A wedding invitation, from watercolor to print
The wedding invitation of two friends — from the first sketch to the watercolor, then from scan to print. A real little commission.
Two friends of mine are getting married this year, and it made me want to offer to do their wedding invitation in watercolor — that’s how this little project began :)
It was also a chance to level up on the “post-painting” side, with a new tool, Affinity, a free alternative to Photoshop: handling the scan, working the colours on the computer, then the printing. And to work as a team: making proposals, sharing progress, deciding together. A real little commission, and a great pleasure.

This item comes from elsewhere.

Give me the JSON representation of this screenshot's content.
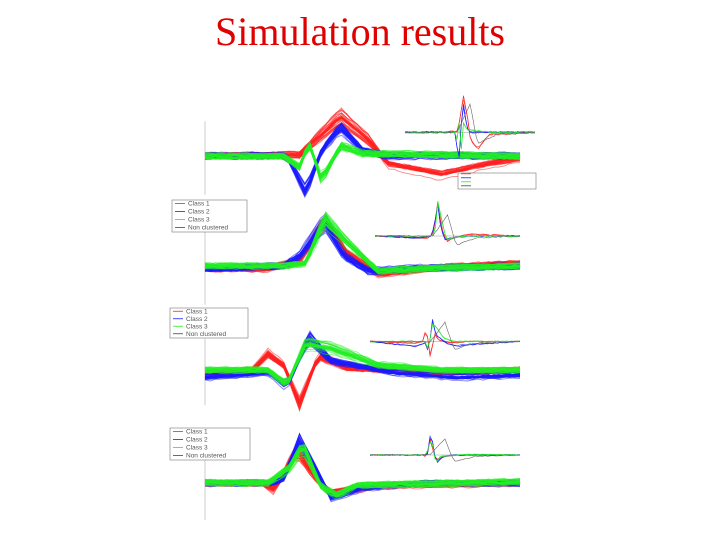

The sketch, then the design
We talked it through first, on the phone: what did we like, which little references could we slip into the image? The wedding venue — so, the château; the couple from behind, dressed as on the day he proposed, on the white picnic blanket with the flowers; their dog, and the aeroplane right at the top, for the back-and-forth between France and Mexico.
Once we were happy with the composition, I took a more detailed sketch and began the watercolor.
The watercolor, step by step
Once it was finished, I showed it to them — they loved it.
Front, back: the names and the ornaments
At first I imagined putting the two first names on the front, in calligraphy.
In the end, we decided to move the text to the back. For the back, Natalia wanted a few flowers: I first tried a lily, but it no longer pleased me. I went instead for flowers as small ornaments.
From screen to paper
As I mentioned earlier, I worked in Affinity, which I’d discovered for the sign painting, and this time tamed for colour, cropping and formatting for print.
Then came preparing a print-ready file: the bleed, the little marks so the front and back line up properly. I then had the sheets printed at a print shop, and cut them myself on a guillotine — cutting them myself was far cheaper than having the printer do it, and the quantities didn’t make the work too long given the savings.
The result
The paper was gorgeous and the result just as I’d hoped. One tiny detail, if I’m being a perfectionist: the colours aren’t exactly those of the watercolor — the little tower came out a touch redder than the original’s orange, and I could treat myself to a better guillotine… but honestly, you can hardly tell.
I’m truly delighted with the result, and I hope I’ll get the chance to do a project like this one again!!